Ce qu’une réforme efficace doit apporter

Selon les milieux économiques – cela a déjà été expliqué dans la réponse à la consultation –, une vraie réforme doit s’articuler autour de trois axes:

  • Une séparation institutionnelle claire: Il faut transformer la COMCO en une instance «judiciaire» dotée de ses propres ressources spécialisées. Concrètement, elle a besoin de ses propres greffiers, qui l’assistent sur les plans juridique et économique et préparent les décisions indépendamment du secrétariat. Cela ne signifie pas davantage de ressources, mais un déplacement de certaines ressources du secrétariat. Le secrétariat doit lui être exclu du processus décisionnel.
  • Instance de recours spécialisée: Le droit des cartels doit être traité par une chambre spécialisée distincte au sein du Tribunal administratif fédéral; à long terme, cela pourrait déboucher sur la création d’un tribunal de la concurrence autonome.
  • Renforcement des droits procéduraux: Un conseiller auditeur indépendant, à l’instar de ce qui existe dans l’UE, doit, en tant qu’instance neutre, veiller au bon déroulement de la procédure et garantir le respect des droits procéduraux.
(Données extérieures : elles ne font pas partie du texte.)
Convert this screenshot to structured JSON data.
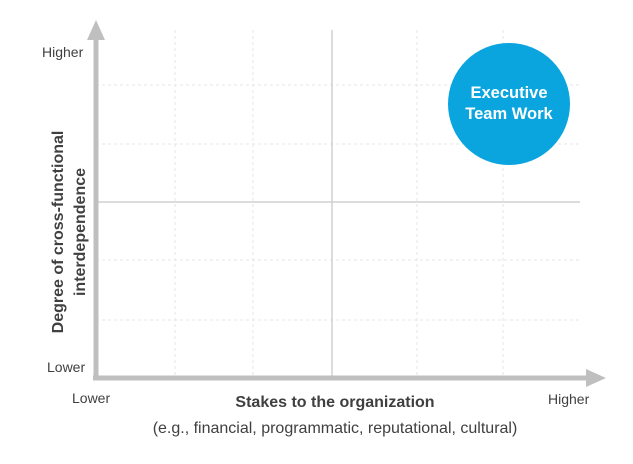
{
  "diagram": {
    "y_axis": {
      "title_line1": "Degree of cross-functional",
      "title_line2": "interdependence",
      "high_label": "Higher",
      "low_label": "Lower"
    },
    "x_axis": {
      "title": "Stakes to the organization",
      "subtitle": "(e.g., financial, programmatic, reputational, cultural)",
      "low_label": "Lower",
      "high_label": "Higher"
    },
    "highlight": {
      "label_line1": "Executive",
      "label_line2": "Team Work",
      "color": "#0aa5df"
    },
    "colors": {
      "axis": "#bfbfbf",
      "divider": "#d0d0d0",
      "grid": "#e6e6e6",
      "text": "#404040"
    }
  }
}
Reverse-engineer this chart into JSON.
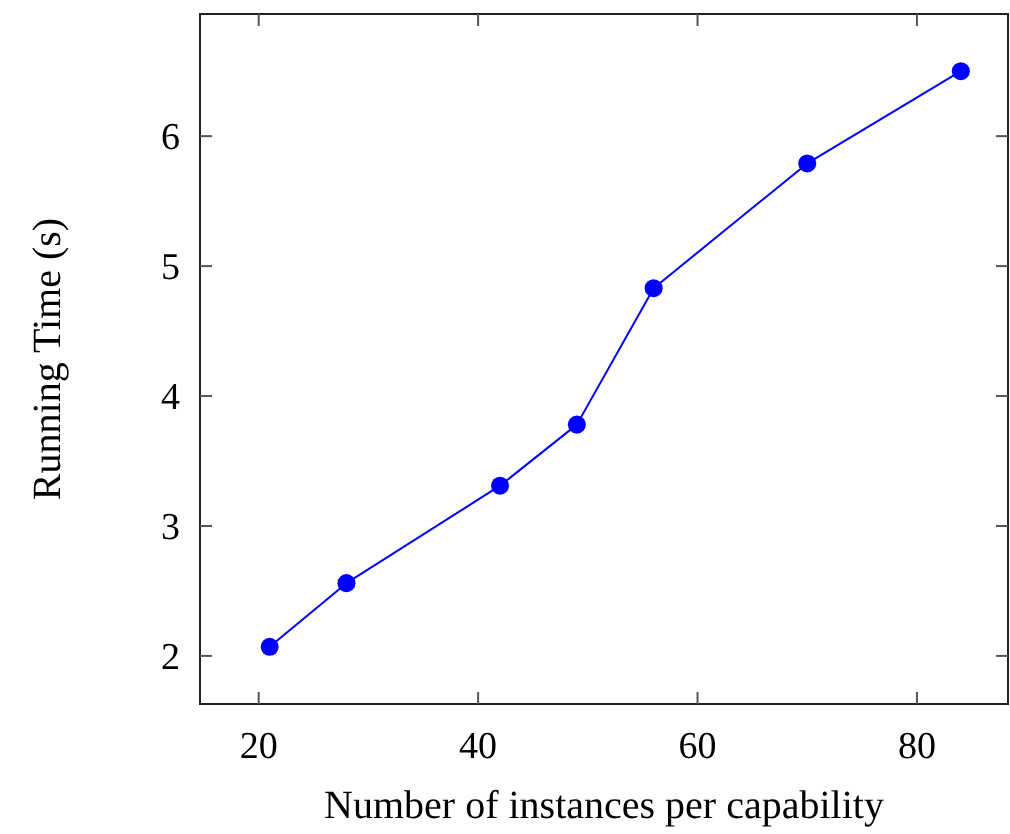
{
  "chart_data": {
    "type": "line",
    "xlabel": "Number of instances per capability",
    "ylabel": "Running Time (s)",
    "x": [
      21,
      28,
      42,
      49,
      56,
      70,
      84
    ],
    "series": [
      {
        "color": "#0000ff",
        "values": [
          2.07,
          2.56,
          3.31,
          3.78,
          4.83,
          5.79,
          6.5
        ]
      }
    ],
    "xlim": [
      14.65,
      88.3
    ],
    "ylim": [
      1.63,
      6.94
    ],
    "xticks": [
      20,
      40,
      60,
      80
    ],
    "yticks": [
      2,
      3,
      4,
      5,
      6
    ],
    "marker": "circle",
    "grid": false
  }
}
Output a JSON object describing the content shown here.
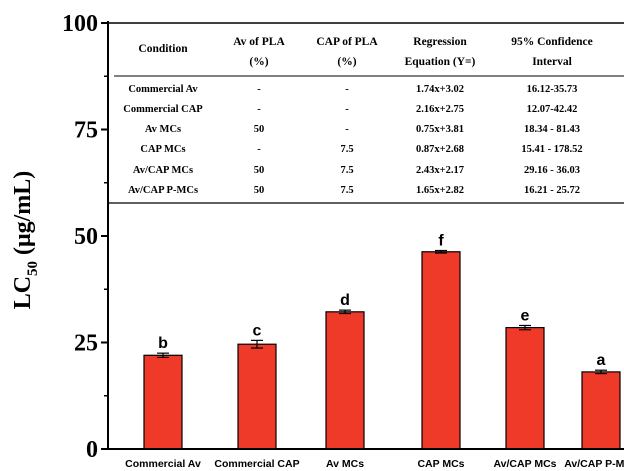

À long terme, un modèle judiciaire serait la solution la plus cohérente au regard de l’État de droit. Aussi longtemps qu’un tel changement de système n’est pas réaliste politiquement, il faut au moins procéder à des adaptations ciblées qui confèrent à la COMCO une fonction similaire à celle d’un tribunal de première instance.

Seule une réforme qui prend cette demande au sérieux réglera les problèmes structurels du droit des cartels. Une telle réforme renforce non seulement la protection juridique, mais aussi l’acceptation et l’efficacité de l’exécution – dans l’intérêt des entreprises, des consommateurs et de la compétitivité de la Suisse en tant que place économique.